文摘Adaptive cluster sampling (ACS) has been widely used for data collection of environment and natural resources. However, the randomness of its final sample size often impedes the use of this method. To control the final sample sizes, in this study, a k-step ACS based on Horvitz-Thompson (HT) estimator was developed and an unbiased estimator was derived. The k-step ACS-HT was assessed first using a simulated example and then using a real survey for numbers of plants for three species that were characterized by clustered and patchily spatial distributions. The effectiveness of this sampling design method was assessed in comparison with ACS Hansen-Hurwitz (ACS-HH) and ACS- HT estimators, and k-step ACS-HT estimator. The effectiveness of using different k- step sizes was also compared.

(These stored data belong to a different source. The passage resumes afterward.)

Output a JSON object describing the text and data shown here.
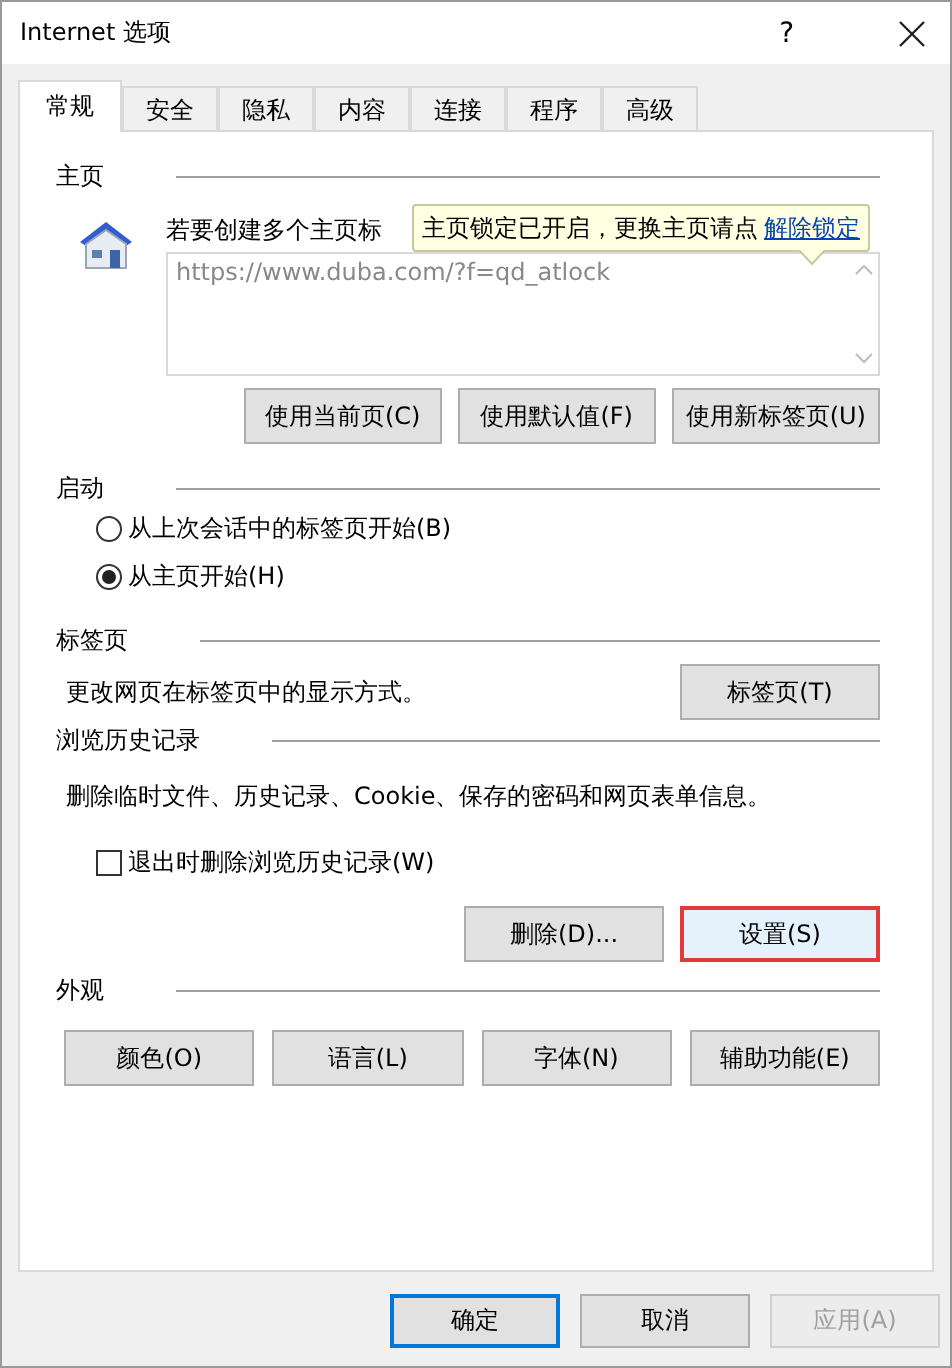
{
  "window": {
    "title": "Internet 选项",
    "help": "?"
  },
  "tabs": [
    {
      "label": "常规",
      "selected": true
    },
    {
      "label": "安全",
      "selected": false
    },
    {
      "label": "隐私",
      "selected": false
    },
    {
      "label": "内容",
      "selected": false
    },
    {
      "label": "连接",
      "selected": false
    },
    {
      "label": "程序",
      "selected": false
    },
    {
      "label": "高级",
      "selected": false
    }
  ],
  "home": {
    "label": "主页",
    "description": "若要创建多个主页标",
    "tooltip": {
      "text": "主页锁定已开启，更换主页请点",
      "link": "解除锁定"
    },
    "url": "https://www.duba.com/?f=qd_atlock",
    "buttons": [
      {
        "label": "使用当前页(C)"
      },
      {
        "label": "使用默认值(F)"
      },
      {
        "label": "使用新标签页(U)"
      }
    ]
  },
  "startup": {
    "label": "启动",
    "options": [
      {
        "label": "从上次会话中的标签页开始(B)",
        "selected": false
      },
      {
        "label": "从主页开始(H)",
        "selected": true
      }
    ]
  },
  "tab_settings": {
    "label": "标签页",
    "description": "更改网页在标签页中的显示方式。",
    "button": "标签页(T)"
  },
  "history": {
    "label": "浏览历史记录",
    "description": "删除临时文件、历史记录、Cookie、保存的密码和网页表单信息。",
    "checkbox": {
      "label": "退出时删除浏览历史记录(W)",
      "checked": false
    },
    "buttons": [
      {
        "label": "删除(D)...",
        "highlighted": false
      },
      {
        "label": "设置(S)",
        "highlighted": true
      }
    ]
  },
  "appearance": {
    "label": "外观",
    "buttons": [
      {
        "label": "颜色(O)"
      },
      {
        "label": "语言(L)"
      },
      {
        "label": "字体(N)"
      },
      {
        "label": "辅助功能(E)"
      }
    ]
  },
  "footer_buttons": [
    {
      "label": "确定",
      "default": true,
      "disabled": false
    },
    {
      "label": "取消",
      "default": false,
      "disabled": false
    },
    {
      "label": "应用(A)",
      "default": false,
      "disabled": true
    }
  ]
}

The results showed that k-step ACS^HT estimator was most effective and ACS-HH was the least. Moreover, stable sample mean and variance estimates could be obtained after a certain number of steps, but depending on plant species, k-step ACS without replacement was slightly more effective than that with replacement. In k-step ACS, the variance estimate of one-step ACS is much larger than other k-step ACS (k 〉 1), but it is smaller than ACS. This implies that k-step ACS is more effective than traditional ACS, besides, the final sample size can be controlled easily in population with big clusters.